By JoBeth Tananbaum
I recently had the pleasure of speaking at Design Entrepreneurs New York City. The prestigious “mini MBA” program provides selected designers with the business acumen, resources and a community to grow their companies. Each year, 25 designers are accepted into the program and spend several weekends learning about marketing, financials and operations taught by FIT instructors and industry experts.
I was excited to participate in the program as an industry expert, educating attendees on the value of factoring and other types of alternative finance for both fashion businesses and consumer product companies. Receivables management can be a tremendous resource for emerging designers as it provides access to critical working capital, and enables brands to succeed in the long-term. An important highlight from the talk was identifying the appropriate financing product available to brands at specific moments in the order-to-cash cycle. For example, using purchase order financing to fund production versus factoring to finance receivables after they have shipped. By understanding the difference in the types of financing and the costs associated with each, enables designers to make better decisions.

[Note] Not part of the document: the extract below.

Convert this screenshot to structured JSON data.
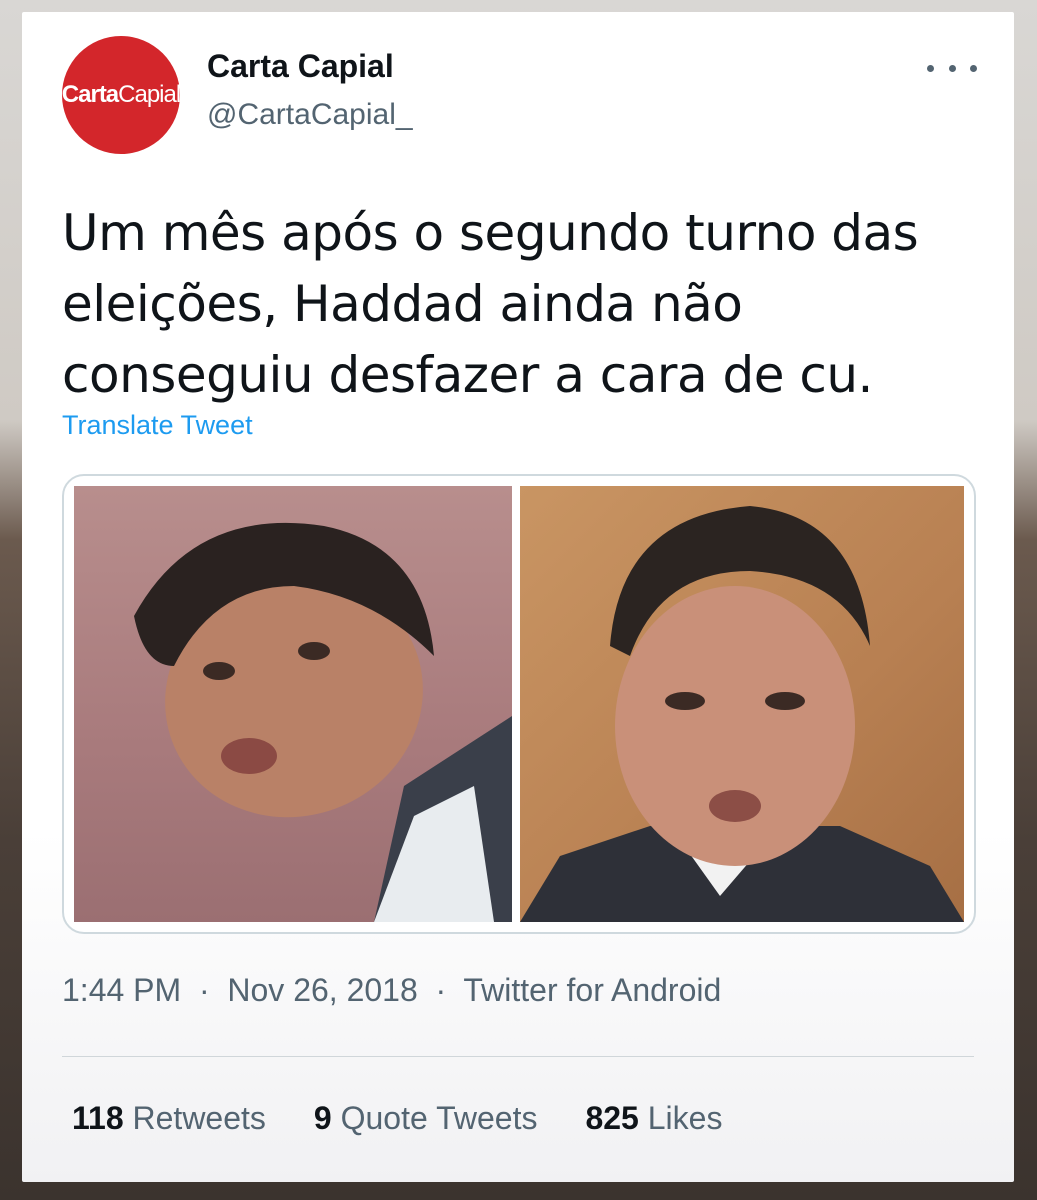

For example, a designer needs to differentiate if they need P.O. financing in order to fund the piece goods and manufacturing costs associated with an order, or factoring to help fill the cash needs immediately following shipment but before a retailer pays (sometimes it can take up to 60-90 days after shipment). Ultimately, designers left with a better understanding of the myriad of factoring services offered by Capital Business Credit including full-service factoring, non-notification factoring and credit services, and the purchase order financing services available to NYC-based brands through the NYC Fashion Production Fund.
I was incredibly grateful to be able to learn with and from this talented group of designers and look forward to hearing many great things from all these brands in the near future.